I began this problem by creating a scatter plot of the data in Excel. As the plot shows, the trend is positive and does not appear to be linear:
I then added in the given quadratic trend line. I had tried some others, but this one seems to fit the data best as the line goes through all the data points and the r-squared value is very high. Recall: r-squared is the proportion of the variation in the y-value that is accounted for by the linear relationship of y with x. This means the higher r-squared value, the better the trend line.
To see the other regression lines that were tired, click here.
I will now look at the residuals to see if the regression line is a good choice. A residual is used to find prediction errors in the data. It is the vertical distance between the given point and the regression line. Residuals are equal to the actual value for y minus the predicted value of y. If I have created a good regression line for the data, the residuals should be small and a plot of them should be random. Thus here is my residual plot:
Since my residuals are small and random, I believe I have created a good plot.
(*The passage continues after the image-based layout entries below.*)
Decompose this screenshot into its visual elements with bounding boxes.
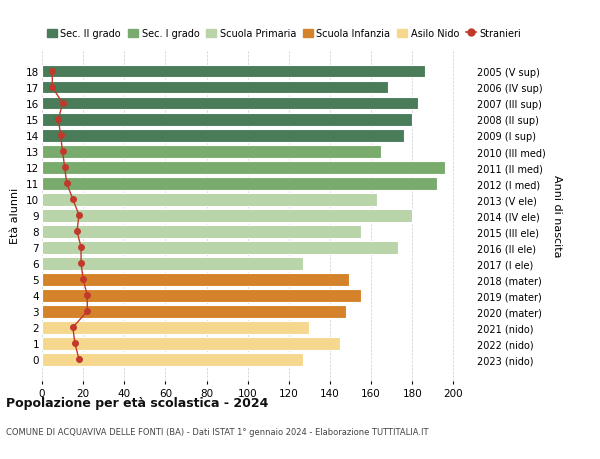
Bar [42,241,398,254]
Bar [42,209,412,222]
Bar [42,193,377,206]
Legend: Sec. II grado, Sec. I grado, Scuola Primaria, Scuola Infanzia, Asilo Nido, Stran: Sec. II grado, Sec. I grado, Scuola Prim… [47,29,521,39]
Bar [42,97,418,110]
Bar [42,177,437,190]
Bar [42,146,382,158]
Y-axis label: Anni di nascita: Anni di nascita [552,174,562,257]
Y-axis label: Età alunni: Età alunni [10,188,20,244]
Bar [42,305,346,318]
Bar [42,257,303,270]
Bar [42,162,445,174]
Bar [42,129,404,142]
Bar [42,289,361,302]
Bar [42,353,303,366]
Bar [42,337,340,350]
Bar [42,66,425,78]
Bar [42,225,361,238]
Bar [42,321,310,334]
Bar [42,273,349,286]
Text: COMUNE DI ACQUAVIVA DELLE FONTI (BA) - Dati ISTAT 1° gennaio 2024 - Elaborazione: COMUNE DI ACQUAVIVA DELLE FONTI (BA) - D… [6,427,428,436]
Bar [42,113,412,126]
Bar [42,82,388,94]
Text: Popolazione per età scolastica - 2024: Popolazione per età scolastica - 2024 [6,396,268,409]
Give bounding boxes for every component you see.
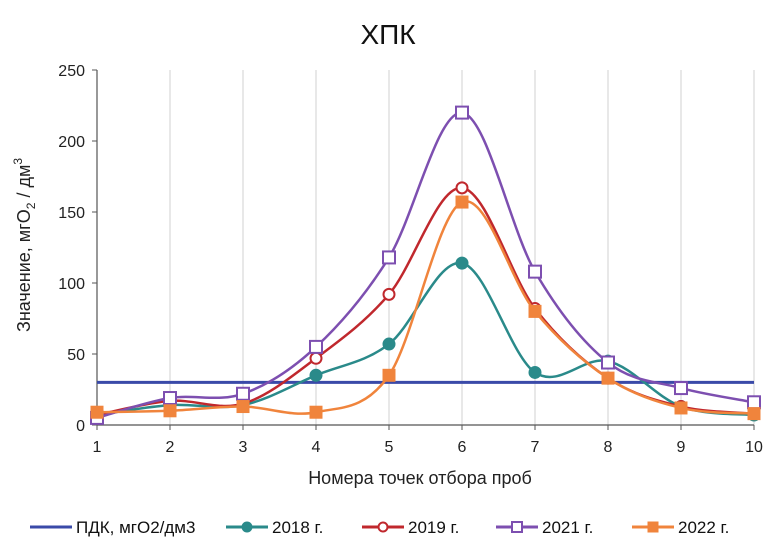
grid xyxy=(169,70,755,425)
series-line-1 xyxy=(96,261,755,417)
legend-label: 2021 г. xyxy=(542,518,593,537)
legend-swatch-marker xyxy=(647,521,659,533)
data-point-1-6 xyxy=(455,256,469,270)
data-point-4-8 xyxy=(601,371,615,385)
y-axis-title-subscript: 2 xyxy=(24,202,38,209)
legend-swatch-marker xyxy=(511,521,523,533)
series-line-4 xyxy=(96,200,755,415)
data-point-2-4 xyxy=(309,351,323,365)
x-tick-label: 9 xyxy=(677,439,686,456)
y-tick-label: 200 xyxy=(58,134,85,151)
legend-item-3: 2021 г. xyxy=(496,518,593,537)
y-tick-label: 0 xyxy=(76,418,85,435)
data-point-3-4 xyxy=(309,339,323,354)
y-tick-label: 150 xyxy=(58,205,85,222)
series-2 xyxy=(90,181,761,422)
legend-swatch-marker xyxy=(377,521,389,533)
y-tick-labels: 0 50 100 150 200 250 xyxy=(58,63,97,435)
data-point-3-2 xyxy=(163,391,177,406)
data-point-4-6 xyxy=(455,195,469,209)
data-point-3-7 xyxy=(528,264,542,279)
y-axis-title-main: Значение, мгО xyxy=(14,209,34,332)
legend: ПДК, мгО2/дм3 2018 г. 2019 г. 2021 г. 2022 г… xyxy=(30,518,729,537)
legend-label: 2019 г. xyxy=(408,518,459,537)
data-point-4-5 xyxy=(382,368,396,382)
y-axis-title: Значение, мгО2 / дм3 xyxy=(11,158,38,332)
data-point-1-7 xyxy=(528,365,542,379)
series-line-3 xyxy=(96,111,755,420)
y-axis-title-superscript: 3 xyxy=(11,158,25,165)
data-point-2-5 xyxy=(382,287,396,301)
x-tick-label: 10 xyxy=(745,439,763,456)
series-4 xyxy=(90,195,761,421)
data-point-4-2 xyxy=(163,404,177,418)
y-tick-label: 250 xyxy=(58,63,85,80)
series-3 xyxy=(90,105,761,425)
data-point-4-1 xyxy=(90,405,104,419)
chart-title: ХПК xyxy=(360,19,416,50)
x-tick-label: 7 xyxy=(531,439,540,456)
legend-label: 2022 г. xyxy=(678,518,729,537)
legend-swatch-marker xyxy=(241,521,253,533)
data-point-2-6 xyxy=(455,181,469,195)
plot-area: 0 50 100 150 200 250 1 2 3 4 5 6 7 8 9 10 xyxy=(58,63,763,456)
axes xyxy=(96,70,754,426)
data-point-3-3 xyxy=(236,386,250,401)
x-tick-label: 6 xyxy=(458,439,467,456)
data-point-4-3 xyxy=(236,400,250,414)
data-point-4-10 xyxy=(747,407,761,421)
data-point-1-4 xyxy=(309,368,323,382)
legend-item-0: ПДК, мгО2/дм3 xyxy=(30,518,195,537)
data-point-3-5 xyxy=(382,250,396,265)
series-group xyxy=(90,105,761,425)
legend-label: 2018 г. xyxy=(272,518,323,537)
data-point-1-5 xyxy=(382,337,396,351)
x-tick-labels: 1 2 3 4 5 6 7 8 9 10 xyxy=(93,425,763,456)
x-tick-label: 3 xyxy=(239,439,248,456)
legend-item-1: 2018 г. xyxy=(226,518,323,537)
x-tick-label: 8 xyxy=(604,439,613,456)
y-tick-label: 100 xyxy=(58,276,85,293)
legend-item-2: 2019 г. xyxy=(362,518,459,537)
legend-item-4: 2022 г. xyxy=(632,518,729,537)
legend-label: ПДК, мгО2/дм3 xyxy=(76,518,195,537)
data-point-3-6 xyxy=(455,105,469,120)
data-point-4-4 xyxy=(309,405,323,419)
x-tick-label: 4 xyxy=(312,439,321,456)
data-point-4-9 xyxy=(674,401,688,415)
x-tick-label: 2 xyxy=(166,439,175,456)
data-point-3-10 xyxy=(747,395,761,410)
y-tick-label: 50 xyxy=(67,347,85,364)
data-point-3-9 xyxy=(674,381,688,396)
data-point-4-7 xyxy=(528,304,542,318)
x-tick-label: 5 xyxy=(385,439,394,456)
y-axis-title-unit: / дм xyxy=(14,165,34,203)
data-point-3-8 xyxy=(601,355,615,370)
x-axis-title: Номера точек отбора проб xyxy=(308,468,532,488)
x-tick-label: 1 xyxy=(93,439,102,456)
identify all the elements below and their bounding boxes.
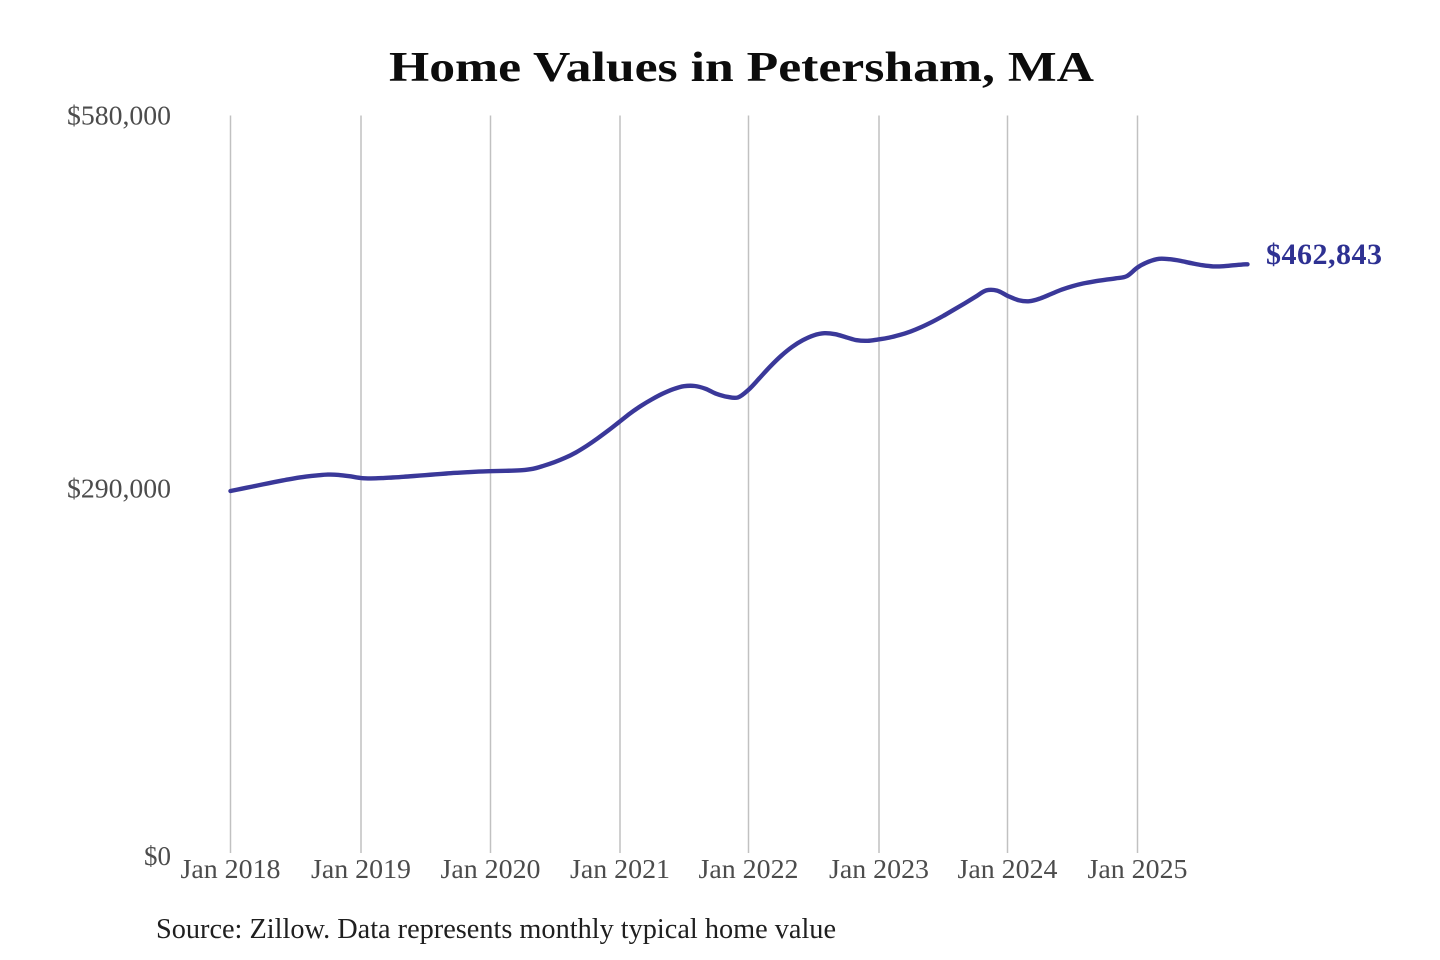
svg-text:Jan 2023: Jan 2023 [829, 854, 929, 884]
svg-text:Jan 2019: Jan 2019 [311, 854, 411, 884]
svg-text:$290,000: $290,000 [67, 474, 171, 504]
svg-text:Home Values in Petersham, MA: Home Values in Petersham, MA [389, 45, 1095, 91]
svg-text:Jan 2025: Jan 2025 [1088, 854, 1188, 884]
svg-text:Jan 2022: Jan 2022 [699, 854, 799, 884]
svg-text:$580,000: $580,000 [67, 101, 171, 131]
svg-text:Jan 2021: Jan 2021 [570, 854, 670, 884]
svg-text:Jan 2020: Jan 2020 [441, 854, 541, 884]
svg-text:$462,843: $462,843 [1266, 238, 1383, 271]
svg-text:Source: Zillow. Data represent: Source: Zillow. Data represents monthly … [156, 914, 836, 945]
svg-text:Jan 2024: Jan 2024 [958, 854, 1059, 884]
svg-text:$0: $0 [144, 841, 171, 871]
svg-text:Jan 2018: Jan 2018 [181, 854, 281, 884]
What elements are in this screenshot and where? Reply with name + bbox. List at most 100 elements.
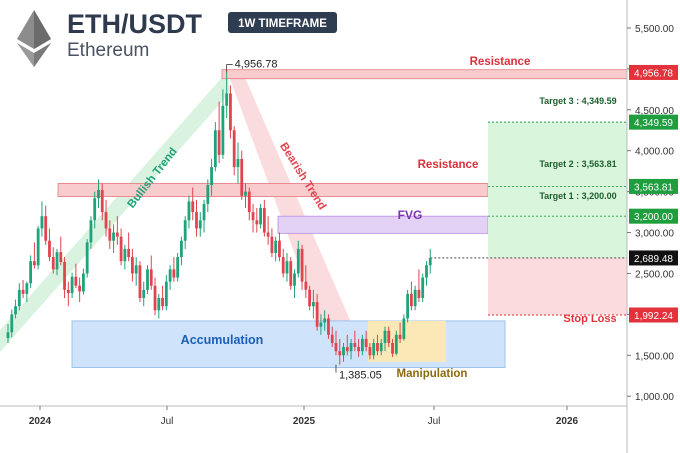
candle-body bbox=[146, 269, 149, 290]
candle bbox=[25, 281, 29, 303]
chart-zones-layer bbox=[57, 69, 628, 368]
candle-body bbox=[330, 334, 334, 343]
resistance-zone-mid bbox=[57, 183, 489, 197]
candle bbox=[93, 191, 97, 229]
price-badge-bg bbox=[629, 250, 678, 266]
candle-body bbox=[82, 273, 85, 292]
chart-background-layer bbox=[0, 70, 359, 355]
candle-body bbox=[202, 203, 206, 221]
candle-body bbox=[157, 298, 161, 311]
header: ETH/USDT Ethereum 1W TIMEFRAME bbox=[17, 9, 337, 67]
candle bbox=[383, 326, 387, 352]
price-badge-bg bbox=[629, 178, 678, 194]
candle-body bbox=[364, 338, 368, 348]
candle-body bbox=[138, 265, 142, 298]
candle bbox=[259, 203, 262, 229]
candle bbox=[21, 280, 25, 298]
candle-body bbox=[293, 273, 296, 286]
candle bbox=[48, 228, 51, 262]
candle-body bbox=[164, 281, 168, 307]
candle bbox=[180, 236, 183, 266]
candle-body bbox=[112, 232, 115, 241]
candle bbox=[364, 330, 368, 352]
candle bbox=[240, 150, 244, 200]
candle-body bbox=[308, 289, 311, 307]
candle bbox=[417, 269, 421, 303]
candle bbox=[244, 183, 247, 208]
candle bbox=[36, 226, 40, 270]
candle-body bbox=[89, 220, 93, 243]
candle bbox=[266, 216, 270, 245]
price-badge-target: 3,200.00 bbox=[629, 208, 678, 224]
target2-label: Target 2 : 3,563.81 bbox=[539, 159, 616, 169]
target1-label: Target 1 : 3,200.00 bbox=[539, 191, 616, 201]
candle-body bbox=[409, 293, 413, 307]
candle-body bbox=[379, 343, 383, 352]
candle bbox=[372, 338, 376, 360]
candle-body bbox=[285, 261, 289, 274]
candle-body bbox=[240, 158, 244, 196]
candle-body bbox=[191, 201, 195, 213]
candle bbox=[319, 314, 323, 335]
price-badge-text: 4,956.78 bbox=[634, 68, 673, 79]
y-tick-label: 4,000.00 bbox=[635, 147, 674, 158]
candle-body bbox=[360, 338, 364, 352]
candle bbox=[104, 199, 108, 237]
candle bbox=[172, 257, 176, 282]
candle-body bbox=[176, 257, 180, 278]
candle bbox=[131, 248, 134, 282]
candle-body bbox=[44, 216, 48, 241]
candle-body bbox=[149, 269, 153, 286]
candle-body bbox=[51, 257, 55, 270]
candle-body bbox=[195, 212, 198, 229]
x-tick-label: 2025 bbox=[293, 416, 316, 427]
candle bbox=[123, 244, 127, 270]
candle bbox=[251, 203, 255, 233]
candle bbox=[289, 257, 293, 290]
candle bbox=[391, 338, 394, 357]
candle-body bbox=[417, 289, 421, 298]
candle bbox=[274, 236, 278, 262]
candle-body bbox=[172, 269, 176, 278]
candle bbox=[213, 122, 217, 172]
y-tick-label: 4,500.00 bbox=[635, 106, 674, 117]
price-badge-target: 3,563.81 bbox=[629, 178, 678, 194]
y-tick-label: 5,500.00 bbox=[635, 24, 674, 35]
fvg-label: FVG bbox=[398, 208, 423, 222]
candle bbox=[206, 179, 210, 213]
candle bbox=[142, 281, 146, 307]
candle bbox=[217, 101, 221, 163]
candle bbox=[357, 338, 361, 357]
accumulation-label: Accumulation bbox=[181, 333, 264, 347]
candle bbox=[70, 272, 74, 298]
candle bbox=[6, 324, 10, 343]
price-badge-target: 4,349.59 bbox=[629, 114, 678, 130]
target3-label: Target 3 : 4,349.59 bbox=[539, 96, 616, 106]
candle bbox=[78, 277, 82, 303]
candle bbox=[236, 142, 240, 184]
candle-body bbox=[296, 248, 300, 274]
candle bbox=[100, 183, 104, 221]
x-tick-label: Jul bbox=[428, 416, 441, 427]
candle bbox=[97, 179, 100, 208]
candle bbox=[376, 334, 379, 356]
candle-body bbox=[100, 190, 104, 213]
timeframe-badge bbox=[228, 12, 337, 33]
low-label: 1,385.05 bbox=[339, 370, 382, 382]
candle bbox=[55, 248, 59, 276]
price-badge-text: 3,200.00 bbox=[634, 212, 673, 223]
candle bbox=[191, 187, 195, 221]
candle bbox=[278, 232, 281, 262]
candle-body bbox=[357, 347, 361, 352]
candle bbox=[413, 285, 417, 311]
candle-body bbox=[97, 190, 100, 199]
ethereum-diamond-icon bbox=[17, 10, 51, 67]
candle-body bbox=[406, 293, 410, 319]
candle bbox=[262, 199, 266, 237]
candle-body bbox=[247, 191, 251, 213]
candle-body bbox=[29, 261, 33, 284]
price-badge-bg bbox=[629, 114, 678, 130]
candle bbox=[164, 275, 168, 311]
candle-body bbox=[229, 93, 232, 131]
ath-label: 4,956.78 bbox=[235, 58, 278, 70]
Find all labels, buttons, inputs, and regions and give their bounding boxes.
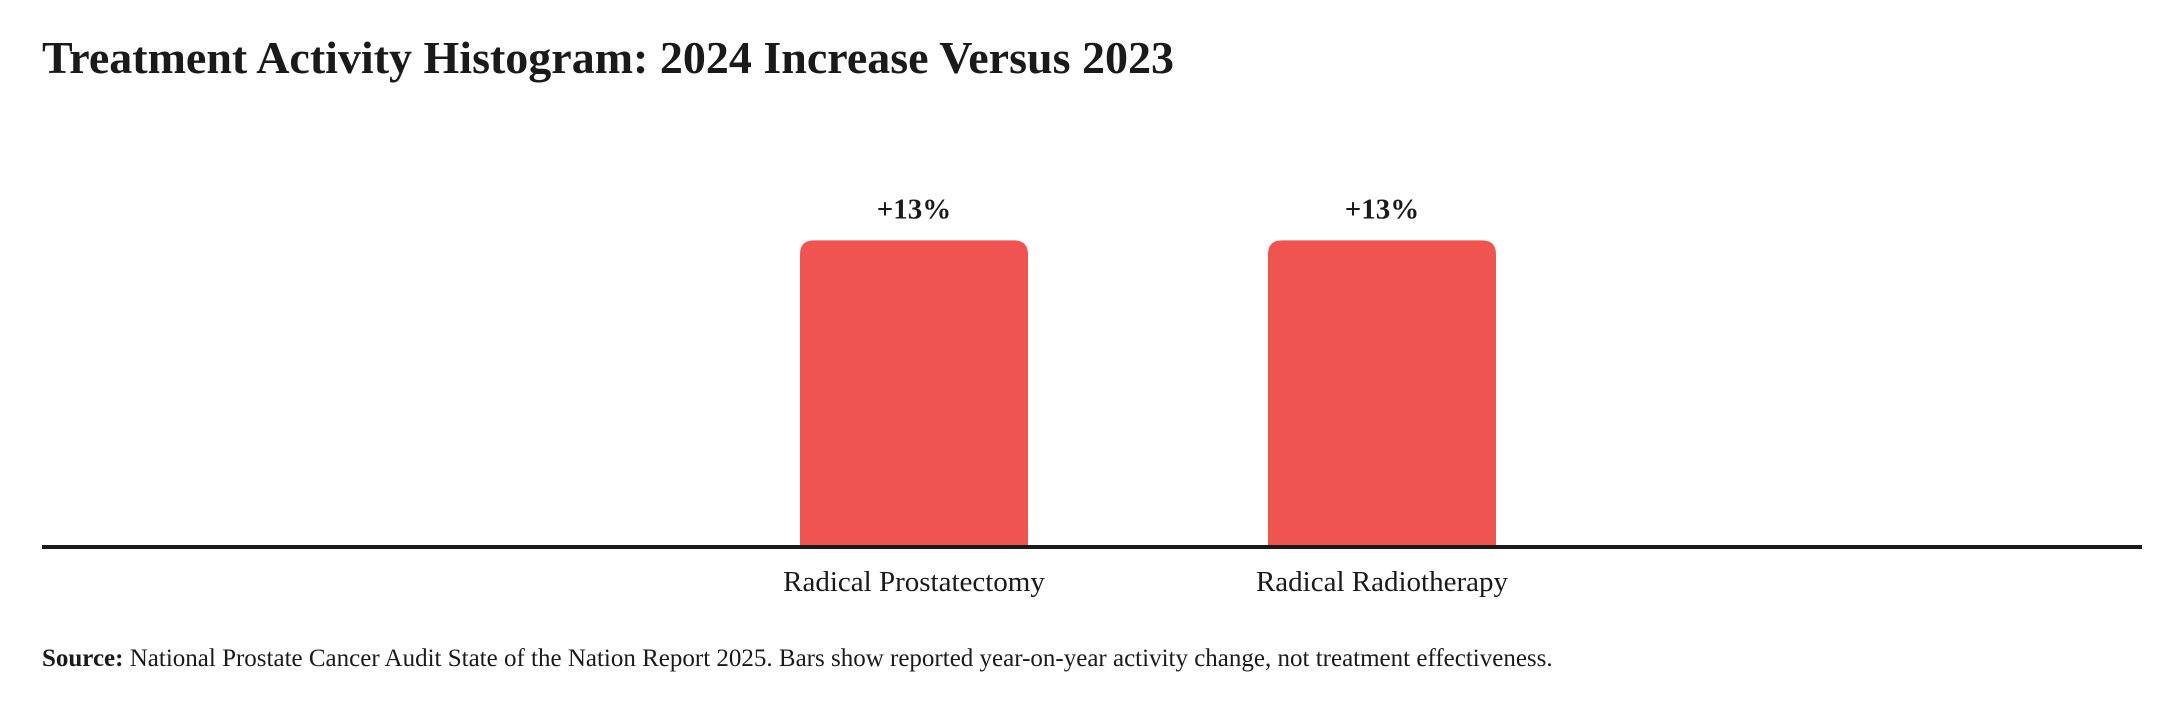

Now I can predict the missing 100s board feet values. This is done by using the equation y = 0.011x^2 - 0.6812x + 13.313 and plugging in the given x-value (age of tree).
For example to find the predicted 100s board feet for a 60 year old tree:
y = 0.011(60)2 - 0.6812(60) + 13.313
y = 39.6 – 40.872 + 13.313
y = 12.041
So a 60 year old tree will give about 12,000 board feet.
The end column of the table is then graphed below. This column contains the actual values that were given for 100s of board feet with the missing values filled in with the predicted values.
I believe that this plot looks very good. Also, the quadratic equation that fits this line is very similar to my initial one. Because of this, I will keep my initial quadratic equation to model the data.
Thus my predicted 100s of board lengths for an age of 60 years is 12, for 140 years is 134, and for 180 years is 247.